Lerner hung up. First Jay's Star and now this. How incredible. The worm must have some kind of magical appetite! Lerner's mind started racing. Could she make him eat the word for something she didn't like, and then would that something disappear? She'd have to experiment. What should she try? She had to get him out of that terrarium. What if she couldn't find him?
She whirled around and smacked into Bobby Nitz.

“What was that phone call about?” he asked.

“Stop bothering me,” she said, and stepped around him. She didn't have time for Bobby Nitz. She had to find out more about the worm, and there was only one person in the whole school who would understand. Mrs. Popocheskovich.

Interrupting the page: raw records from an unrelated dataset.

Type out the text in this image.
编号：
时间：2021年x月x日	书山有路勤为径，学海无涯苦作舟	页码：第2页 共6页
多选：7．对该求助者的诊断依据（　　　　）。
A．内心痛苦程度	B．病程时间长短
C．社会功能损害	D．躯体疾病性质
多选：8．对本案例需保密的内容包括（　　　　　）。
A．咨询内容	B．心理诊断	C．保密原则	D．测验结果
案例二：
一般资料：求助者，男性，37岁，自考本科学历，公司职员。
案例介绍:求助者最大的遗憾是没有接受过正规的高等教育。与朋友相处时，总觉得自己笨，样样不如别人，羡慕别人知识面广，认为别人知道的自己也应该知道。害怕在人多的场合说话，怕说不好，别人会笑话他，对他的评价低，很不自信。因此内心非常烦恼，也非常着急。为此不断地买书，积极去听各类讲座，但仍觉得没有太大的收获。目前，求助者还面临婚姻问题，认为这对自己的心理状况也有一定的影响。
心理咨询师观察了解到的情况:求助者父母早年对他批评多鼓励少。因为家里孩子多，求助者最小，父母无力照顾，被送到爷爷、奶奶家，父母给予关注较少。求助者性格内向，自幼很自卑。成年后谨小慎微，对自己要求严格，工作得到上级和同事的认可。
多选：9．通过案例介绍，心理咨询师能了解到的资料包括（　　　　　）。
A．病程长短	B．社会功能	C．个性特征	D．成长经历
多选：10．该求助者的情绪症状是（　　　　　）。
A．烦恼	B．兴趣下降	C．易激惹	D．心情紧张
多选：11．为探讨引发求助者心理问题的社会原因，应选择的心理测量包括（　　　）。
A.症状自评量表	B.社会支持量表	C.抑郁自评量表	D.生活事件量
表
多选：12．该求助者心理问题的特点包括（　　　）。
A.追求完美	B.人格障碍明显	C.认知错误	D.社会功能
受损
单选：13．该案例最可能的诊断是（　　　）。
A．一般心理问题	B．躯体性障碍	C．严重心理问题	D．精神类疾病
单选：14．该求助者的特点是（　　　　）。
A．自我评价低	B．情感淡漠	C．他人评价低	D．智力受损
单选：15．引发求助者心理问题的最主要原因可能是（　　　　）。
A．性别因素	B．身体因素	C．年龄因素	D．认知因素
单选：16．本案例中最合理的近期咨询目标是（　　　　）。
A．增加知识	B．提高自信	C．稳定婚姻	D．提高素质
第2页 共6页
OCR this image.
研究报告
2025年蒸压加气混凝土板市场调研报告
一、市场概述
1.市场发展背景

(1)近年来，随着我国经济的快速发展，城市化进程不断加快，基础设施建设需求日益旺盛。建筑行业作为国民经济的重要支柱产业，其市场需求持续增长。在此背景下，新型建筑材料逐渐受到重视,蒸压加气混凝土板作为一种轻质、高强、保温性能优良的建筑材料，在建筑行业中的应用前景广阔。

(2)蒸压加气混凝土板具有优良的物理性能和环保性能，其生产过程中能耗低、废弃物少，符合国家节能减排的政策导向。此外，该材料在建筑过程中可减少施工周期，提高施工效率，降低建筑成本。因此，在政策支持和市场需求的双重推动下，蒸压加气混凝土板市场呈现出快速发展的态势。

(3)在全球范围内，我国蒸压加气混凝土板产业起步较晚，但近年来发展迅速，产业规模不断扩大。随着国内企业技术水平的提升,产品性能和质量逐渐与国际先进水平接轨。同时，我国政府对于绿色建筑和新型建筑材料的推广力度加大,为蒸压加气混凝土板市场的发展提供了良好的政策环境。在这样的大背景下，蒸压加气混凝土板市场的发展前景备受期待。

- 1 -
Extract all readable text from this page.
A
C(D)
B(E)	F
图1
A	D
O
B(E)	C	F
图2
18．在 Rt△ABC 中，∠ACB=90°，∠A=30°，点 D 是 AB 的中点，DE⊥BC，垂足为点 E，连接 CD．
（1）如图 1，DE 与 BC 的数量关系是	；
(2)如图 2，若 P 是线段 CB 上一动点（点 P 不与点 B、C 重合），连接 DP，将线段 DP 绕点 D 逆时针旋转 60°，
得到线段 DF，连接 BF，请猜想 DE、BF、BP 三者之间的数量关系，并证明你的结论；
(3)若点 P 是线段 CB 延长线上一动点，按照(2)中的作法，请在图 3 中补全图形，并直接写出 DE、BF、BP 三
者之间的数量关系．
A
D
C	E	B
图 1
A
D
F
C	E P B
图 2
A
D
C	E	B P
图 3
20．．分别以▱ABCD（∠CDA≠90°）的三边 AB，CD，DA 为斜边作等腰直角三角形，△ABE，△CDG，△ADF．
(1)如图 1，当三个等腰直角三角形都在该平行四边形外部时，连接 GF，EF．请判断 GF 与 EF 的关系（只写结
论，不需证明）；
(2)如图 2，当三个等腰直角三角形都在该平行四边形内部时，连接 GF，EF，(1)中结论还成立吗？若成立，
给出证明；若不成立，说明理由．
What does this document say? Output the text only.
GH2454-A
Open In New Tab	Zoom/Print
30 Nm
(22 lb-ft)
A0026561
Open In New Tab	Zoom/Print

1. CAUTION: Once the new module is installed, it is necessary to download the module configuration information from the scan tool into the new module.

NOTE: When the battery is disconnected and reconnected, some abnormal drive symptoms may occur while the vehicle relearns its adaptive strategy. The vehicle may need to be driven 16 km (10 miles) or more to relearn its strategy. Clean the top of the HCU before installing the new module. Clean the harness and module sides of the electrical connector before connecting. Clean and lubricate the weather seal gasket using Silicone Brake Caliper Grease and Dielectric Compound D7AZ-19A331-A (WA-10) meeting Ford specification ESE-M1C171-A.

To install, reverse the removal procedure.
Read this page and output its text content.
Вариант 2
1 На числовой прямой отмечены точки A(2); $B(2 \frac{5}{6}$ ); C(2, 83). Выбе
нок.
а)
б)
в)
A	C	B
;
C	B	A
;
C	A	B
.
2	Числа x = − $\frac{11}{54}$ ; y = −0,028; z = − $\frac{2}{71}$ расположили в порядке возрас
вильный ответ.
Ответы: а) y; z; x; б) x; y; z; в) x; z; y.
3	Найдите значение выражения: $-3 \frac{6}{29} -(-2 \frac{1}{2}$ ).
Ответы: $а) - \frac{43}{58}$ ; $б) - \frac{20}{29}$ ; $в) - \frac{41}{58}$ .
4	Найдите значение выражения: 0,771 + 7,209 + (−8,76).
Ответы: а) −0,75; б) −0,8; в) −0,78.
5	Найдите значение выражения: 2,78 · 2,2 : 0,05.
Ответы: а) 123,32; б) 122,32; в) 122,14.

The recess bell rang. Lerner ran to the science room and caught Mr. Droan before he went outside. She asked if he'd write her a pass to spend recess in the library doing science research. He stared at her as if she were speaking in Swahili, then wrote out a pass. While he was doing that, she found Fip in the terrarium sleeping under a rock and hid him gently in her closed fist.